I am doing historical research for which the only document source is microfilm typically created in the 1950s by technicians who did not understand the characteristics of this then new technology. Flat-bed scanning was not available at the time and even flourescent illumination was rare so the resulting images suffer from vignetting both as a result of the camera system, which used an inappropriate f-stop, and the illumination from incandescent spot-lights. This is further aggravated by the most common implementations of microfilm viewers in libraries, which use a lens to focus an image on a camera sensor instead of scanning the microfilm. The resultant image files thus have several layers of vignetting and optical distortion. And there are, of course literally millions of reels of microfilm, each with typically over 1000 images. The Family History Library of the Church of Latter Day Saints has fortunately done flat-scans of the several hundred million microfilm reels they have buried under a mountain in Utah, but that only applies to those documents which
- are of interest to the LDS objective of ensuring that all ancestors have been baptized, and
- whose original owner has permitted the FHL to make available on the website FamilySearch.org.
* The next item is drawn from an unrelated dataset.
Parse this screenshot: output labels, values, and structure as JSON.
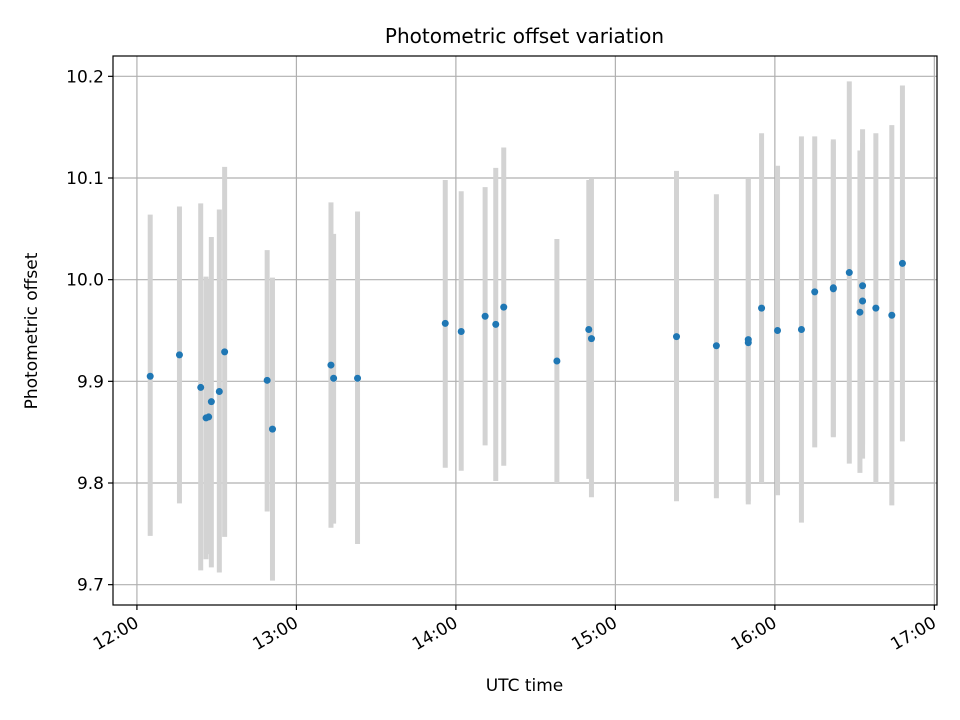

For my research I need access to thousands of pages of original documents for which those conditions do not apply. All of the suggestions about how to remove original vignetting from such images that I can find here or on other discussion boards are simply too much work to apply to the thousands of images. Since vignetting is an intrinsic problem with any photographic image I do not understand why nobody has developed a filter which models the actual mathematical properties of vignetting.
I am also extremely limited in funding.